Down here, it's not unusual to find some desperate, wild-eyed farang trying to get some change for their tattered copies of "Let's Go" or "Lonely Planet," walking up and down the flophouses approaching anyone who looks like they speak even a hint of English. It's a dice-roll what you'll find. In most of these shops, the forensic evidence points to a horde of hookah-puffing hippies and wannabe Jim Morrisons who dumped their hemp knapsacks out on their way to trip the light fantastic. And don't bother to expect a good price if you're fobbing books on the Buddha. They've got enough already. After all, this is the same country where there are more statues of the Buddha than people who've ever lived here.
If you're fluent in Blade Runner's mishmash vernacular of Cityspeak, you should fit right in bartering with the various street merchants. Fortunately for the rest of us, most negotiations are carried out via calculator and a deft game of counteroffer. But just remember, no one ever beats the house in Vegas, and no one ever gets the very best deal in Bangkok. But you'll feel like it for a few moments, until you reach the next stall. As fair warning, don't cross the Thai Mafia here on Khaosan Road, and never, EVER accept a "free" lesson in gambling. "Accidents" happen, and you don't want to end up a fresh exhibit at the grotesque Songkran Miyomsane Forensic Medicine Museum behind the Siriraj Hospital.
If you're looking for newer books or stuff from the locals, you're pretty much stuck with Asia Books, which is basically Borders, Barnes and Noble and a publishing company all rolled into one, without the coffee shops. Usually, a branch is poured into the space of a B. Dalton and the staff, while friendly enough, is better left alone if you seriously want to find something. Bangkok merchants just aren't counting on the lit crowd to come by here, when there are so many other vices to ply.
Asia Books' in-house publications can usually be found in various gift shops and groceries and usually lean towards pulp fiction and farang narratives like "No Money, No Honey!" (True title.)
If you're looking for poetry out here, good luck. There's a surfeit of titles like Thai for Lovers for the rice-chasers, street maps, and big-print picture books to take you to all of the best tourist traps you can find there. But poetry? That's like asking Exxon to support solar power. There's a small cabal of poets in Bangkok trying to change that, but it's tough competition in such a media-saturated city. You can hook up with them at www.bangkokpoetry.com, however, and if your timing is right (about once every 6 weeks) you can even catch a Thai-style poetry slam.
At the time of this story, a group of crazed ex-pats down there had finally gotten around to producing their own tongue-in-cheek magazine, "Farang," just for the likes of us, and more often than not, it's had a more accurate low-down on the local scene than rags like the Bangkok Post.
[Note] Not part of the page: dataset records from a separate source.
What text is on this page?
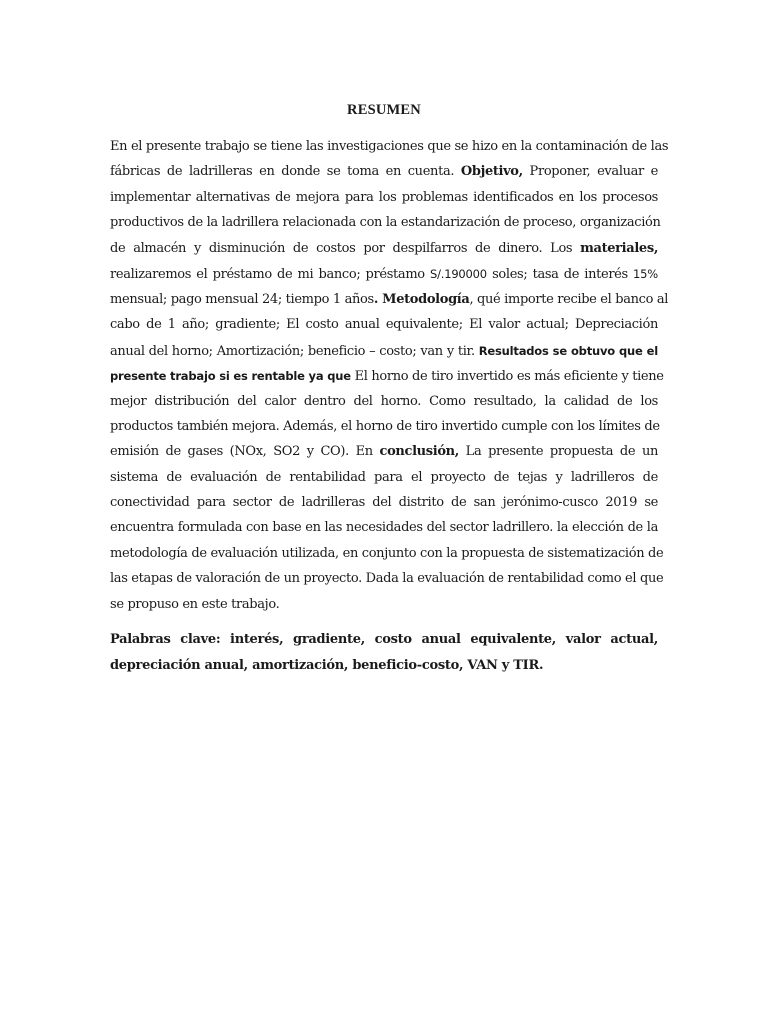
RESUMEN
En el presente trabajo se tiene las investigaciones que se hizo en la contaminación de las
fábricas de ladrilleras en donde se toma en cuenta. Objetivo, Proponer, evaluar e
implementar alternativas de mejora para los problemas identificados en los procesos
productivos de la ladrillera relacionada con la estandarización de proceso, organización
de almacén y disminución de costos por despilfarros de dinero. Los materiales,
realizaremos el préstamo de mi banco; préstamo S/.190000 soles; tasa de interés 15%
mensual; pago mensual 24; tiempo 1 años. Metodología, qué importe recibe el banco al
cabo de 1 año; gradiente; El costo anual equivalente; El valor actual; Depreciación
anual del horno; Amortización; beneficio – costo; van y tir. Resultados se obtuvo que el
presente trabajo si es rentable ya que El horno de tiro invertido es más eficiente y tiene
mejor distribución del calor dentro del horno. Como resultado, la calidad de los
productos también mejora. Además, el horno de tiro invertido cumple con los límites de
emisión de gases (NOx, SO2 y CO). En conclusión, La presente propuesta de un
sistema de evaluación de rentabilidad para el proyecto de tejas y ladrilleros de
conectividad para sector de ladrilleras del distrito de san jerónimo-cusco 2019 se
encuentra formulada con base en las necesidades del sector ladrillero. la elección de la
metodología de evaluación utilizada, en conjunto con la propuesta de sistematización de
las etapas de valoración de un proyecto. Dada la evaluación de rentabilidad como el que
se propuso en este trabajo.
Palabras clave: interés, gradiente, costo anual equivalente, valor actual,
depreciación anual, amortización, beneficio-costo, VAN y TIR.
It'll probably be only a matter of months before it gets co-opted or goes belly-up, but for now "Farang" is worth keeping an eye out for, just for the laughs it affords.
That said, Bangkok's still a great jewel of the East that's not to be missed in a lifetime. Though if you're looking for something to read, you're probably much better off writing it yourself.
And a final word to whatever sick wag decided to organize the international Boy Scout Jamboree on the outskirts of Bangkok: You're a wicked, wicked man.